Fixed and Variable Orifice Tubes

An air conditioning system contains a metering device that lowers the pressure and temperature of the refrigerant to the evaporator core. Automotive air conditioning systems can be classified by the type of metering device used. There is the (TXV) thermostatic expansion valve, the (FOT) fixed orifice tube, and the (VOV) variable orifice valve. The VOV is an improvement in performance over the fixed orifice valve, because like a TXV, it can change its output based on operating conditions.

Fixed Orifice Tube

A fixed orifice tube contains a small brass tube encased in a plastic case with a filter at each end to protect it from any debris in the system. It's located on the high side between the condenser and the evaporator core. It is usually easy to locate because the manufacturers' put a crimp in the line to keep the orifice tube from traveling down the tube towards the evaporator core.

The tube is sometimes tricky to remove with just needle-nose pliers. A special tool is available to pull stubborn orifice tubes. Often there is debris in the inlet filter. Metal debris is typically from compressor wear, and gooey debris is usually from a ruptured accumulator desiccant bag.

Variable orifice valve

A variable orifice valve looks the same as a fixed orifice tube but can change output depending on different operating conditions. A fixed orifice tube is a compromise between highway performance, stop and go, and idle performance.

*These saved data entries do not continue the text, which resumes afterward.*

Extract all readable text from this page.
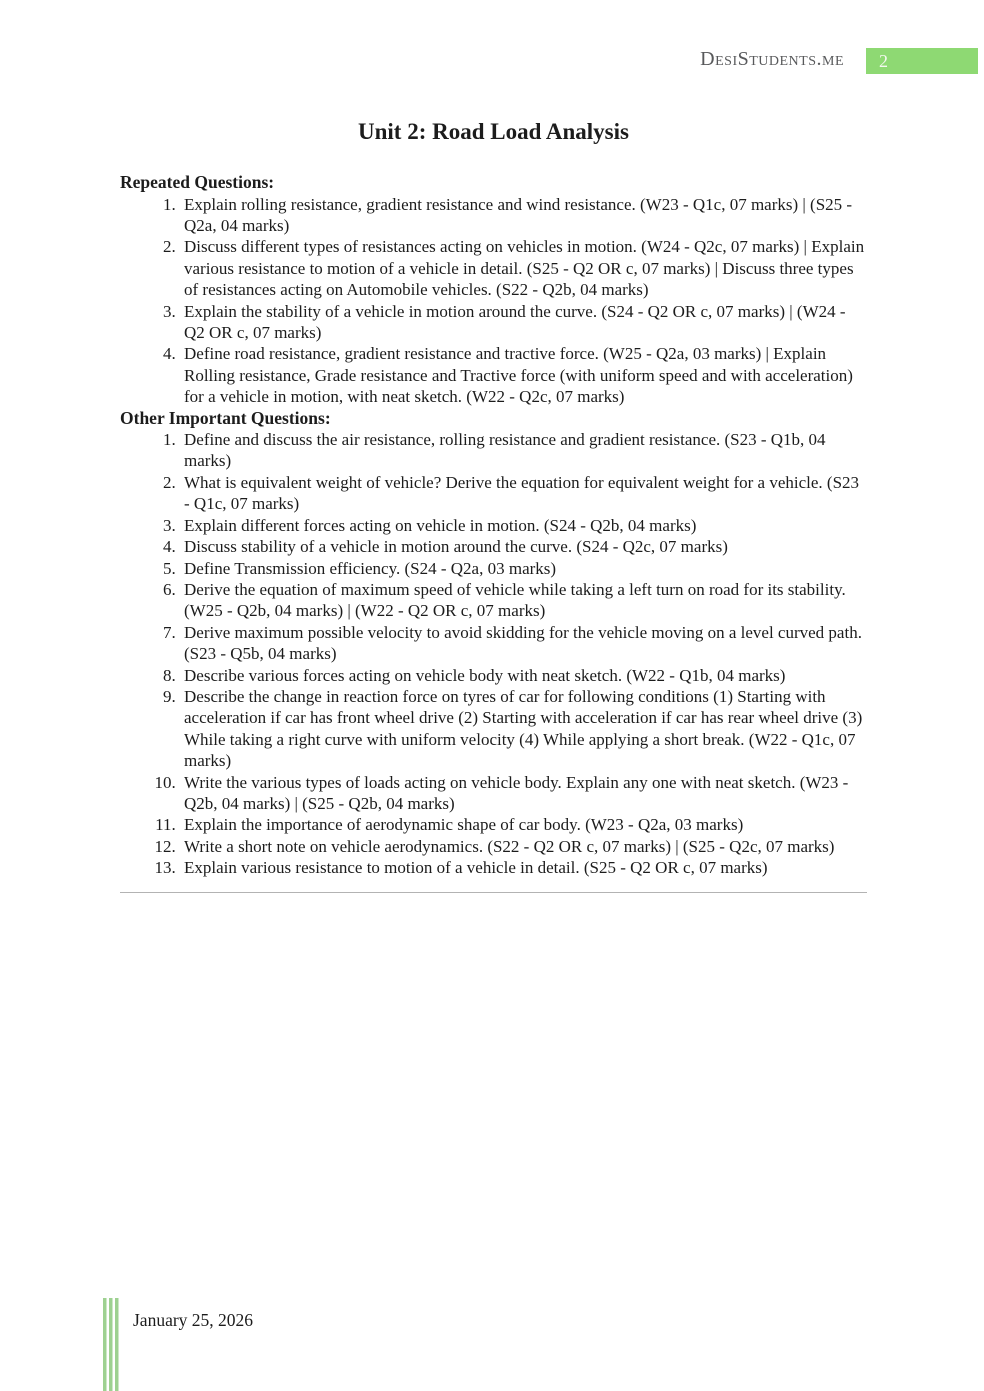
DesiStudents.me	2
Unit 2: Road Load Analysis
Repeated Questions:
1. Explain rolling resistance, gradient resistance and wind resistance. (W23 - Q1c, 07 marks) | (S25 - Q2a, 04 marks)
2. Discuss different types of resistances acting on vehicles in motion. (W24 - Q2c, 07 marks) | Explain various resistance to motion of a vehicle in detail. (S25 - Q2 OR c, 07 marks) | Discuss three types of resistances acting on Automobile vehicles. (S22 - Q2b, 04 marks)
3. Explain the stability of a vehicle in motion around the curve. (S24 - Q2 OR c, 07 marks) | (W24 - Q2 OR c, 07 marks)
4. Define road resistance, gradient resistance and tractive force. (W25 - Q2a, 03 marks) | Explain Rolling resistance, Grade resistance and Tractive force (with uniform speed and with acceleration) for a vehicle in motion, with neat sketch. (W22 - Q2c, 07 marks)
Other Important Questions:
1. Define and discuss the air resistance, rolling resistance and gradient resistance. (S23 - Q1b, 04 marks)
2. What is equivalent weight of vehicle? Derive the equation for equivalent weight for a vehicle. (S23 - Q1c, 07 marks)
3. Explain different forces acting on vehicle in motion. (S24 - Q2b, 04 marks)
4. Discuss stability of a vehicle in motion around the curve. (S24 - Q2c, 07 marks)
5. Define Transmission efficiency. (S24 - Q2a, 03 marks)
6. Derive the equation of maximum speed of vehicle while taking a left turn on road for its stability. (W25 - Q2b, 04 marks) | (W22 - Q2 OR c, 07 marks)
7. Derive maximum possible velocity to avoid skidding for the vehicle moving on a level curved path. (S23 - Q5b, 04 marks)
8. Describe various forces acting on vehicle body with neat sketch. (W22 - Q1b, 04 marks)
9. Describe the change in reaction force on tyres of car for following conditions (1) Starting with acceleration if car has front wheel drive (2) Starting with acceleration if car has rear wheel drive (3) While taking a right curve with uniform velocity (4) While applying a short break. (W22 - Q1c, 07 marks)
10. Write the various types of loads acting on vehicle body. Explain any one with neat sketch. (W23 - Q2b, 04 marks) | (S25 - Q2b, 04 marks)
11. Explain the importance of aerodynamic shape of car body. (W23 - Q2a, 03 marks)
12. Write a short note on vehicle aerodynamics. (S22 - Q2 OR c, 07 marks) | (S25 - Q2c, 07 marks)
13. Explain various resistance to motion of a vehicle in detail. (S25 - Q2 OR c, 07 marks)
January 25, 2026
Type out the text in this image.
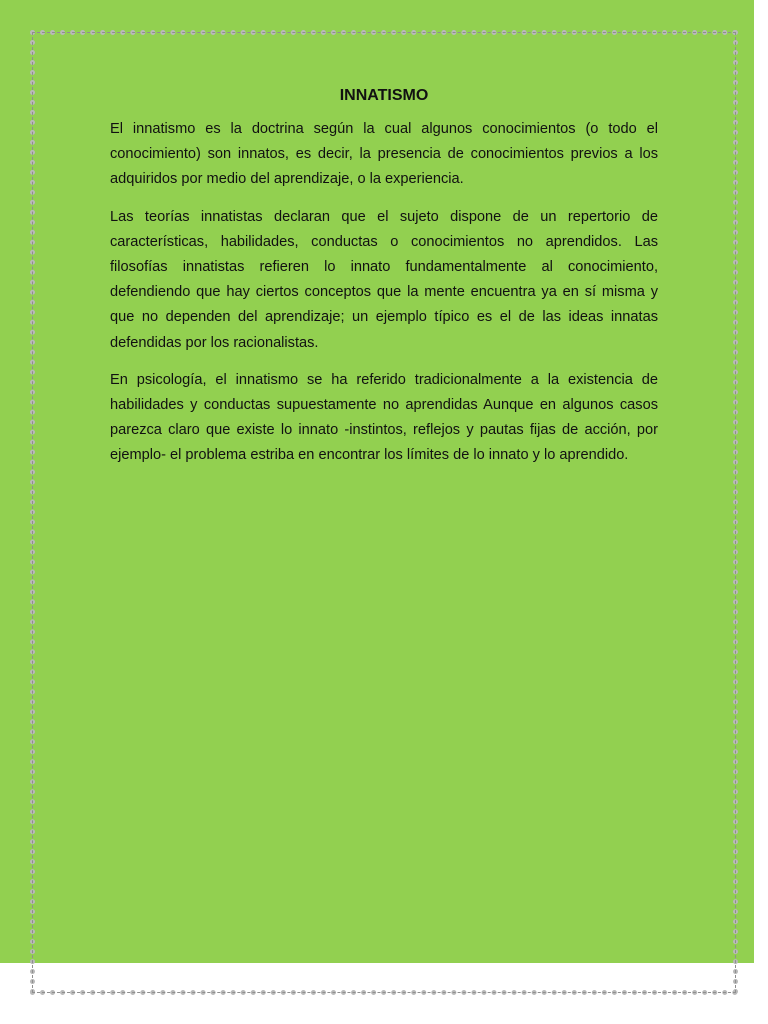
INNATISMO

El innatismo es la doctrina según la cual algunos conocimientos (o todo el conocimiento) son innatos, es decir, la presencia de conocimientos previos a los adquiridos por medio del aprendizaje, o la experiencia.

Las teorías innatistas declaran que el sujeto dispone de un repertorio de características, habilidades, conductas o conocimientos no aprendidos. Las filosofías innatistas refieren lo innato fundamentalmente al conocimiento, defendiendo que hay ciertos conceptos que la mente encuentra ya en sí misma y que no dependen del aprendizaje; un ejemplo típico es el de las ideas innatas defendidas por los racionalistas.

En psicología, el innatismo se ha referido tradicionalmente a la existencia de habilidades y conductas supuestamente no aprendidas Aunque en algunos casos parezca claro que existe lo innato -instintos, reflejos y pautas fijas de acción, por ejemplo- el problema estriba en encontrar los límites de lo innato y lo aprendido.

At idle, the condenser has less air flow across its surface. It causes head pressures to increase but also causes vaporized refrigerant leaving the condenser to enter the orifice tube.

At low speed and idle conditions, the refrigerant is moving through the condenser very rapidly, sending high-temperature vapor and liquid to the orifice tube. Subcooled liquid entering the orifice tube is ideal for flooding the evaporator core of a CCOT, cycling clutch orifice tube system. Vapor entering the orifice tube will reduce the effectiveness of the refrigerant.

With a VOV at idle, a bimetal control spring blocks off one of two ports, reducing the flow of refrigerant and allowing more heat to be removed in the condenser. As speeds increase, the valve opens back up, allowing maximum flow through the system again. It improves performance over a fixed orifice tube at low speeds and idle, while still providing a high level of performance at highway speeds.